11.4 Extension Dependencies

There are three important times when the dependencies for an extension must be known.

  1. When the extension is compiled with mxc into .a and .so libraries
  2. When the extension is dynamically loaded by the moto interpreter
  3. When the extension is linked to a binary or apache module with mmc

11.4.1 Includes and IncludePaths

At compilation time when the .a and .so files are created, header files that declare C prototypes used in .i files must be listed using the Include keyword so that they can be included when building extension object files. If these headers aren't in a standard location such as /usr/include the path to the directory containing these header files must also be specified using the IncludePath keyword so that mxc and mmc know where to look for them.

Using IncludePath to add the path to the moto include directory is not necessary as it is automatically included by mxc and mmc.

11.4.2 Libraries and LibraryPaths

The Library keyword in an interface file allows you to specify that your extension depends on a third party library. This keyword should only be used for linking to shared libraries. It will generate a runtime dependency from the extension (and therefore from modules compiled with that extension) to that library.

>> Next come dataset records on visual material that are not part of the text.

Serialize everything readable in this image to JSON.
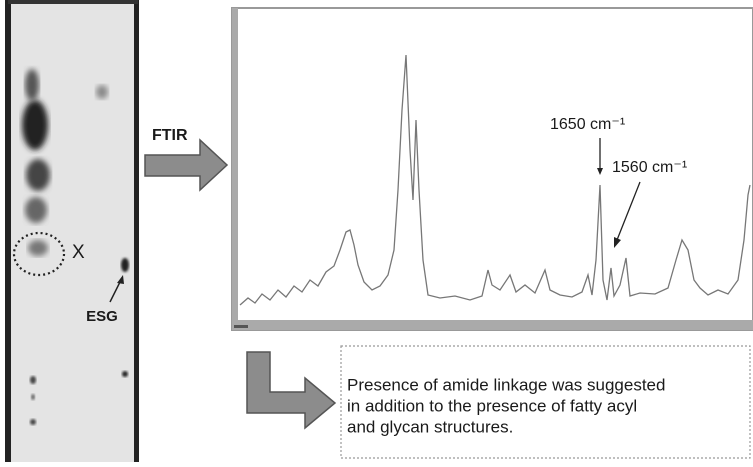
{
  "plate": {
    "spot_label": "X",
    "standard_label": "ESG"
  },
  "method_label": "FTIR",
  "spectrum": {
    "annotations": [
      "1650 cm⁻¹",
      "1560 cm⁻¹"
    ]
  },
  "note": {
    "lines": [
      "Presence of amide linkage was suggested",
      "in addition to the presence of fatty acyl",
      "and glycan structures."
    ]
  }
}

Libraries you should never link to via the library keyword include libmotom and libcodex. All the symbols from these libraries are included in the command line interpreter and in mod_moto and are automatically linked by mmc. Linking to these libraries will cause duplicate symbol errors on some platforms.

If the shared library you depend on is not in a standard location such as /usr/lib then you must specify the path to the directory containing the shared library by using the LibraryPath keyword.

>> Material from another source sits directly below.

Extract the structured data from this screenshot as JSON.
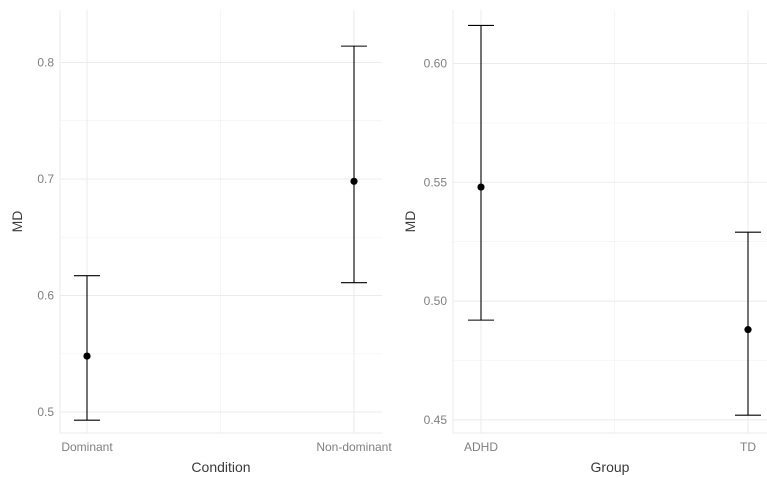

Often times it is preferable to actually copy the necessary symbols out of a library directly into an extension. This is the case when you do not wish to have the runtime dependency on that library. Specifying a full path to an archive that contains the necessary symbols (a .a file) using the Archive keyword will tell both mxc and mmc to statically link to that archive (copy out symbols).

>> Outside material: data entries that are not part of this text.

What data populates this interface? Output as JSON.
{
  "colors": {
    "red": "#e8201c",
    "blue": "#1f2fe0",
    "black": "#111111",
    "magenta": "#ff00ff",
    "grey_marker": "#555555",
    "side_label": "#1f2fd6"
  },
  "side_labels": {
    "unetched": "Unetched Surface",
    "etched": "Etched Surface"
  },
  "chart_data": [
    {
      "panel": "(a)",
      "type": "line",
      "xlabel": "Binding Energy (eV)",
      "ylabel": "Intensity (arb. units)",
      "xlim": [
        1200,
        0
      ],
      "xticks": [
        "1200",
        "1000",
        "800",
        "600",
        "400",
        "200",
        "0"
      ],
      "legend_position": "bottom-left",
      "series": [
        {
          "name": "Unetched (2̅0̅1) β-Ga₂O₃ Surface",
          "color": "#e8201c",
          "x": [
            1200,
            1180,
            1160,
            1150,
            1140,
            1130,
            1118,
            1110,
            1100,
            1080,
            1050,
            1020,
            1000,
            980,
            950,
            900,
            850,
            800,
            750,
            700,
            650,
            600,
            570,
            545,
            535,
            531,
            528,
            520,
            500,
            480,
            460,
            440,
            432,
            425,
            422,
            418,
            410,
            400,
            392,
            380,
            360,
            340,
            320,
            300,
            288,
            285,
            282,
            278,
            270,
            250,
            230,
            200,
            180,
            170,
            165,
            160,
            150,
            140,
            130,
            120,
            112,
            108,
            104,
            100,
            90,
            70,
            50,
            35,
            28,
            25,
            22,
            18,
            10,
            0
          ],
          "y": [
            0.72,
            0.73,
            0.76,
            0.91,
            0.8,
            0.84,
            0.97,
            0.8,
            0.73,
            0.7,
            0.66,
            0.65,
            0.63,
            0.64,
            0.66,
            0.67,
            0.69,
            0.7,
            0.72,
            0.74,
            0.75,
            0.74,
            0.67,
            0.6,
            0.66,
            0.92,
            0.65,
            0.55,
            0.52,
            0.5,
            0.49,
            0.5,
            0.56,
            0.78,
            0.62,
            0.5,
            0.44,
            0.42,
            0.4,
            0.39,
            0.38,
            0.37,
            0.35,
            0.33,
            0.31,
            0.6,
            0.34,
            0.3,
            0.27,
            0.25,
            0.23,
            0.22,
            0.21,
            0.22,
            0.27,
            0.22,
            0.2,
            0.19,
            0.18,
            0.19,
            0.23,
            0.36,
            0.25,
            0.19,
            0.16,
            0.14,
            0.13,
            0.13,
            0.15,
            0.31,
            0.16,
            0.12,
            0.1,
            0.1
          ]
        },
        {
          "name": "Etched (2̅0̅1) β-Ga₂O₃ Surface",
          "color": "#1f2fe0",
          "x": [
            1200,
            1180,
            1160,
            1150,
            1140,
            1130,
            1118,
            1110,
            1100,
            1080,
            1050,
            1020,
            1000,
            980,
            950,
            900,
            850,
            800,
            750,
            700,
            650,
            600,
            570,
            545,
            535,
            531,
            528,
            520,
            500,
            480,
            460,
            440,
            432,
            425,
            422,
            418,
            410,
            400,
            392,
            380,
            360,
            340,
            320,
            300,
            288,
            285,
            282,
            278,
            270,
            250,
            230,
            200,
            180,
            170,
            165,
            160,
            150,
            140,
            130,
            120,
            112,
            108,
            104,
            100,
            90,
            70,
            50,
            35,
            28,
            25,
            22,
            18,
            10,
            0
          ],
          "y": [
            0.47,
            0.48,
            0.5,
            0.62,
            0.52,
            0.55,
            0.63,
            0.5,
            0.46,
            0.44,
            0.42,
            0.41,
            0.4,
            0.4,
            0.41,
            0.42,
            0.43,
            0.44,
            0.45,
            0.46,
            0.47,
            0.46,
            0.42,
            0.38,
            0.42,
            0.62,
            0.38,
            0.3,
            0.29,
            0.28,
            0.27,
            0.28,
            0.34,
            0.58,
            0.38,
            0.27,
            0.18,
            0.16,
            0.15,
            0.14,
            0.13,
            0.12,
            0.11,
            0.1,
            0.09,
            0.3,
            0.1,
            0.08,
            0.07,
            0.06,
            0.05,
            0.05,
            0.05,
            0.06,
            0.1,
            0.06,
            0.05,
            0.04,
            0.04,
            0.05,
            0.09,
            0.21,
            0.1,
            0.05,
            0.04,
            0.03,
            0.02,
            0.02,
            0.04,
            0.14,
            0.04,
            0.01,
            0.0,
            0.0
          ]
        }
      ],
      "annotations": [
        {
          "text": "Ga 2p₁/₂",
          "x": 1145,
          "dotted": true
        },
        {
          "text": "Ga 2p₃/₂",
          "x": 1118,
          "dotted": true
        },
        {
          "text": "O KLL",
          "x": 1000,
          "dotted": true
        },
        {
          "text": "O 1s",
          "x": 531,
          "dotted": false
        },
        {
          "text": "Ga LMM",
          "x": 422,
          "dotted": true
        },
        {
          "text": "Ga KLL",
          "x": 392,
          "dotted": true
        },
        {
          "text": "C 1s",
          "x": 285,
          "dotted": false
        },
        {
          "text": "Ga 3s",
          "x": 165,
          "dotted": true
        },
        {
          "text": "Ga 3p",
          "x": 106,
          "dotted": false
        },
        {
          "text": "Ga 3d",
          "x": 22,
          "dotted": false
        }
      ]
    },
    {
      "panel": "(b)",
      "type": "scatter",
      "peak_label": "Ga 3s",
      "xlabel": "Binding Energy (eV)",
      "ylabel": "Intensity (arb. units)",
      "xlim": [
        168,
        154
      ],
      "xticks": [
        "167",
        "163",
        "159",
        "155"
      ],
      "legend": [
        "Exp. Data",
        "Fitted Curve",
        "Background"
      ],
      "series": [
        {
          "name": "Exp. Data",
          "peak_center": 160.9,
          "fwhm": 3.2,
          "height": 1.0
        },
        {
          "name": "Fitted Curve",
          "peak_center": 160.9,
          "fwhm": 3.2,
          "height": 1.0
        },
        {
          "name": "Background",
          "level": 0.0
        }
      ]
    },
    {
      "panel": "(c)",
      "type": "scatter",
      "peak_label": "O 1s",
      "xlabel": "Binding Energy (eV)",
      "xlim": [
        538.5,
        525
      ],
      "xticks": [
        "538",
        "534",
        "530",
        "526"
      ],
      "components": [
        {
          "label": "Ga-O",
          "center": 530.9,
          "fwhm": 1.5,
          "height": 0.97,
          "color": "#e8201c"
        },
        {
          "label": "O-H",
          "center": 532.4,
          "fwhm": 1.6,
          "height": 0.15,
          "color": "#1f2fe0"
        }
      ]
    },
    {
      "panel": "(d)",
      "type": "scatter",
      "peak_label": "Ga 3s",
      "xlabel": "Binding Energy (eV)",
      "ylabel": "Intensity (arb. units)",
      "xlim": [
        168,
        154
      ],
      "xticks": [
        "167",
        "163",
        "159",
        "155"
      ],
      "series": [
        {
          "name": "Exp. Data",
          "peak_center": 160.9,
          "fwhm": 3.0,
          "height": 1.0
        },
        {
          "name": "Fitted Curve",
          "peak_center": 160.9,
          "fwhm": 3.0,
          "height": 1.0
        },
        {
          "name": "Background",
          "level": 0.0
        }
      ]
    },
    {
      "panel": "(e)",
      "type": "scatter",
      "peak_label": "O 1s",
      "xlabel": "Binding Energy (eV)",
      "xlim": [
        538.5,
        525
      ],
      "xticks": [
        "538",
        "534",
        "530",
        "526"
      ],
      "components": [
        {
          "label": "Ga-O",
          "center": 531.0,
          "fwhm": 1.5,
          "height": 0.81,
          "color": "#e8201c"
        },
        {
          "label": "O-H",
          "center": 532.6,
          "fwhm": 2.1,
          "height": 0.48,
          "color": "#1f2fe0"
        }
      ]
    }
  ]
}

Sometimes archives and shared libraries may themselved be dependant on symbols in other libraries. These dependencies should also be listed with the Library or Archive keywords.

Often times there will be a choice to link to either a shared library or an archive. The general rule should be to link to common shared libraries that are guarenteed to be present in the same location on platforms where binaries compiled with your extension will be deployed. If you cannot guarentee that, then statically link to an archive if possible.

This diagram shows the current design of the libraries that are distributed with moto.

11.5 Writing an Extension in C

Always include "memsw.h" this is very important because this header redefines malloc, realloc, and free to allocate memory on the shared heap. If your methods in your extension return Objects (a constructor for example) than that memory needs to be allocated on the shared heap. If it is allocated with the plain old system malloc than that memory will leak and never get cleaned up. Worse, your object won't be promotable. That is, moto programmers won't be able to persist it in the session or context and if they try to, Apache will likely segfault when they next try to access it. Bottom line ... include memsw.h .

Usually include "excpfn.h" and "exception.h". With these you will be able to throw and catch exceptions using the macros TRY, CATCH, CATCH_ALL and END_TRY. This is much better than segfaulting (or returning error codes ... yuck) when something goes wrong inside your extension. Moreover excpfn.h defines a number of usefull function that mimic their C stdlib counterparts but allocate memory on the shared heap and throw exceptions when the arguments passed to them are bad. These functions include emalloc, erealloc, estrdup, and estrcmp.

Always create a destructor. Without a destructor moto will just call plain old free on your object and if you have any member objects those won't get cleaned up.